First take the sesame paste out of the refrigerator and let it warm to room temperature.

Pour 1/2 tablespoon vegetable oil into a frying pan and warm it. Next, place the minced pork into the pan. Raise the heat and when the color changes, pour in the teaspoon of shao hsing wine, the teaspoon of soy and the 1/2 teaspoon of tien mien djan. Stir the liquid into the meat until it’s mixed together well.

Now take your ramen bowl (or large soup bowl) and pour in the 1 teaspoon of vinegar, the 2 1/2 tablespoons white sesame paste and the tablespoon of Chinese red chili oil. Don’t mix them or you’ll lose some of the sesame paste’s aroma.

Both the noodles and the chicken soup now have to be cooked at the same time.

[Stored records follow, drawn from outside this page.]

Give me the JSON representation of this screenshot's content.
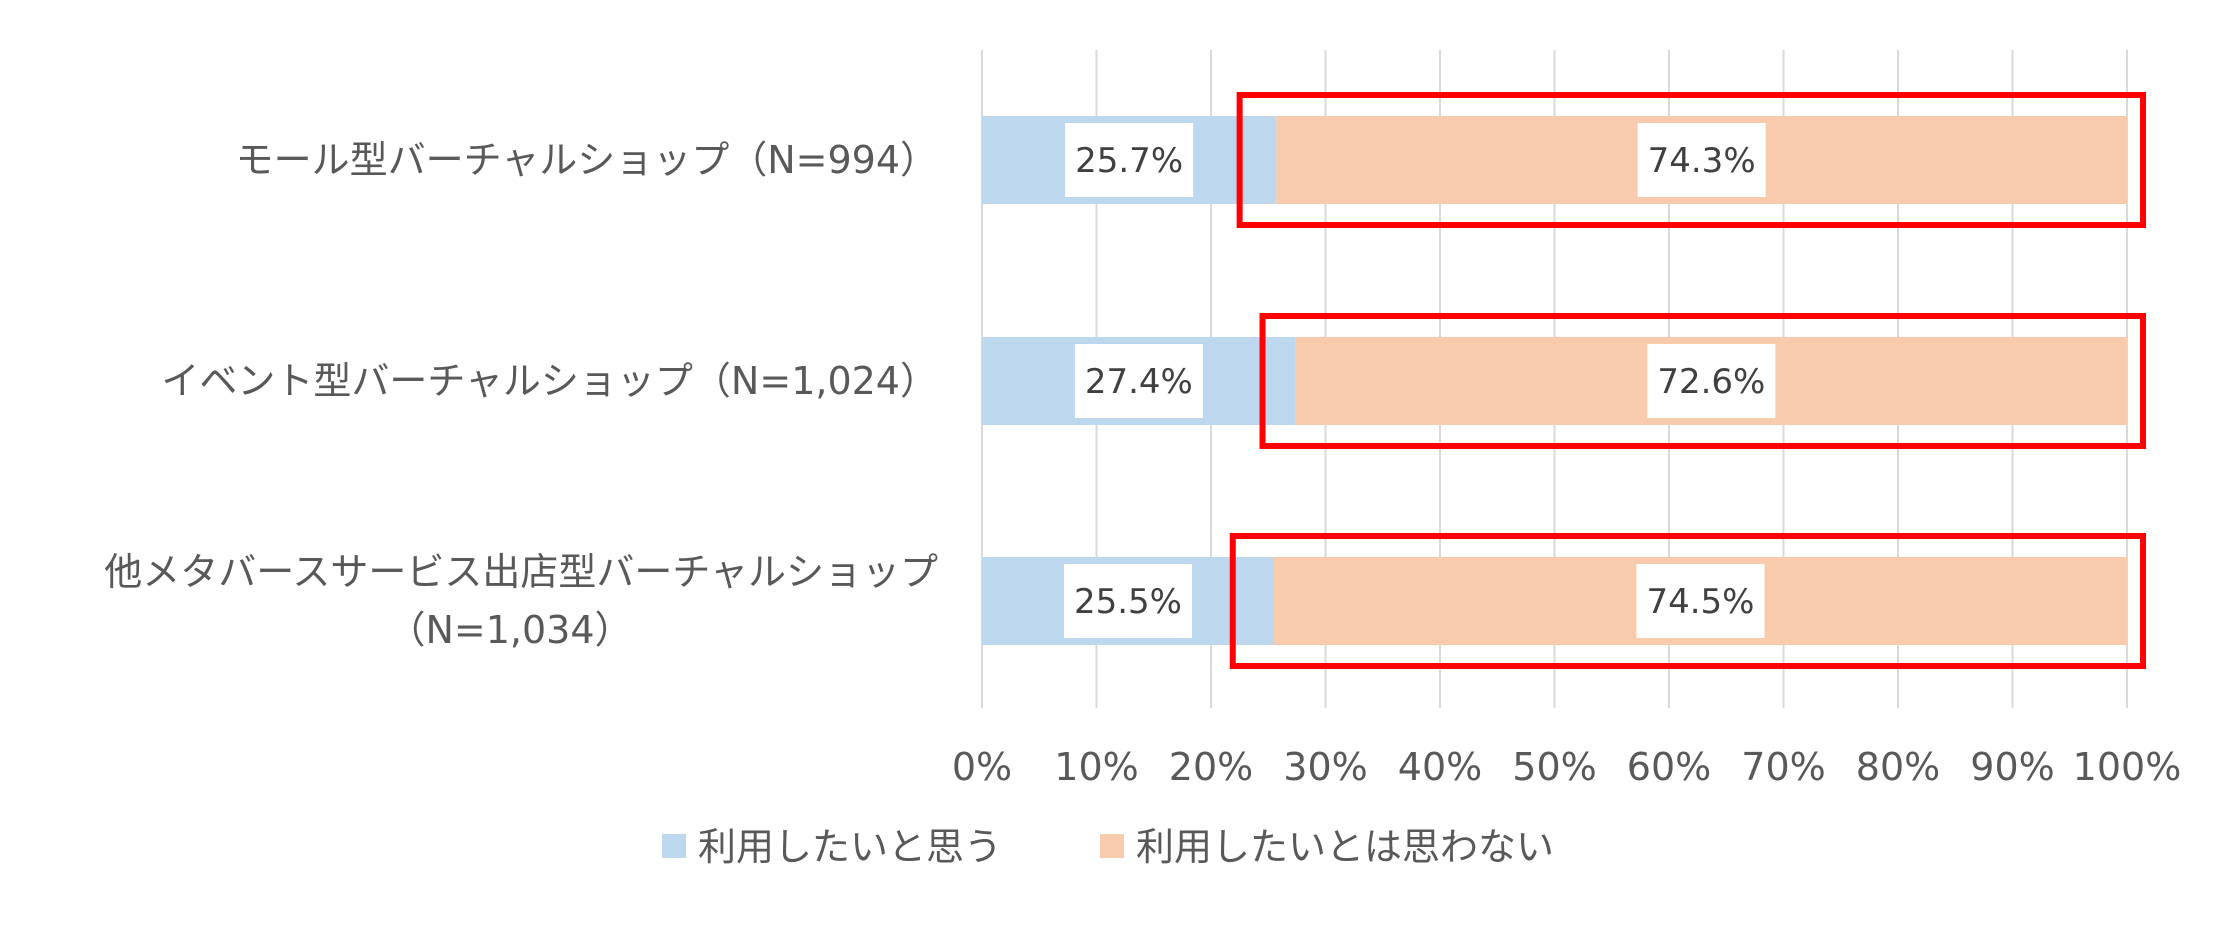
{
  "chart_data": {
    "type": "bar",
    "orientation": "horizontal",
    "stacked": "percent",
    "categories": [
      [
        "モール型バーチャルショップ（N=994）"
      ],
      [
        "イベント型バーチャルショップ（N=1,024）"
      ],
      [
        "他メタバースサービス出店型バーチャルショップ",
        "（N=1,034）"
      ]
    ],
    "series": [
      {
        "name": "利用したいと思う",
        "values": [
          25.7,
          27.4,
          25.5
        ],
        "labels": [
          "25.7%",
          "27.4%",
          "25.5%"
        ],
        "color": "#bdd7ee"
      },
      {
        "name": "利用したいとは思わない",
        "values": [
          74.3,
          72.6,
          74.5
        ],
        "labels": [
          "74.3%",
          "72.6%",
          "74.5%"
        ],
        "color": "#f8cbad"
      }
    ],
    "xlim": [
      0,
      100
    ],
    "xticks": [
      "0%",
      "10%",
      "20%",
      "30%",
      "40%",
      "50%",
      "60%",
      "70%",
      "80%",
      "90%",
      "100%"
    ],
    "grid": true,
    "legend": "bottom",
    "highlight": {
      "color": "#ff0000",
      "ranges": [
        [
          22.5,
          101.4
        ],
        [
          24.5,
          101.4
        ],
        [
          21.9,
          101.4
        ]
      ]
    }
  }
}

Following the instruction on the side of the package, boil the noodles in a big pan. It’s important to cook the noodles quickly – consider cooking them for a shorter time than suggested on the package.  In a second saucepan, cook the chicken stock. There’s no real need to make this from scratch (but you can if you want to!). I usually use Wueipa or Youki, but any instant stock will do.

Once the chicken stock is ready, pour it into the ramen bowl and use a whisk to mix this and the other ingredients together. Ideally, the noodles will now be ready. Rinse them and lower them into the ramen bowl. Finally, decorate with Chinese pickled cabbage, green onion, bok choy and the minced pork.